Miso is dissolved in water to make a broth—as in that cloudy soup often served with Japanese meals. It’s also used to make marinades, spreads, sauces, and salad dressings. It can be added to soups and stir-fries.
On average, one tablespoon (enough to make a cup of broth) has 35 calories, 2 grams of protein, 4 grams of carbohydrates, 1 gram of fat, and 1 gram of fiber—and small amounts of manganese, copper, vitamin K, zinc, iron, and B vitamins. Like other soy foods, it is also a source of isoflavones and other potentially beneficial compounds. A problem with miso is its high sodium content—635 milligrams per tablespoon, on average, about one-quarter of the daily limit.
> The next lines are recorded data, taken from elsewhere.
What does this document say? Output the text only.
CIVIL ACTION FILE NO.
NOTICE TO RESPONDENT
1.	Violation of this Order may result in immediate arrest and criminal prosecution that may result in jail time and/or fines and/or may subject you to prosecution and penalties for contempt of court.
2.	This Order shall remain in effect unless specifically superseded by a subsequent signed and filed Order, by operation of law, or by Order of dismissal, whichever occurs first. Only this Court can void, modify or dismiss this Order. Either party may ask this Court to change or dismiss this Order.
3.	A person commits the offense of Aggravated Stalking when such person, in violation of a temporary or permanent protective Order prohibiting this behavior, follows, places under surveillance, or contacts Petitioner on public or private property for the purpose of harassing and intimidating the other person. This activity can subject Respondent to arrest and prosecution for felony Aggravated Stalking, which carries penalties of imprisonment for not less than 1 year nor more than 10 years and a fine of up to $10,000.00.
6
Depending on how it’s fermented and processed, miso may contain various bio-active compounds (including proteolytic enzymes that break down proteins) and “probiotic” bacteria. Heating miso—whether for pasteurization or in cooking—destroys the bacteria and enzymes, however. If you use unpasteurized miso (which should be refrigerated), adding it at the end of cooking can help preserve them.
But research on miso’s health benefits is limited, especially compared to other soy foods. And because most studies have been done in countries with high soy consumption, it is nearly impossible to determine the contribution of a particular type of soy food, separate from overall soy intake. The few population studies that have tried to tease out the specific effects of miso have yielded mixed results.
Because of its high sodium content, use miso sparingly; reduced-sodium versions still have a lot of sodium. Also, miso is rich in tyramine, which may trigger headaches in some people and should be avoided if you take certain medications, including MAO inhibitors for depression and some drugs used to treat Parkinson’s disease.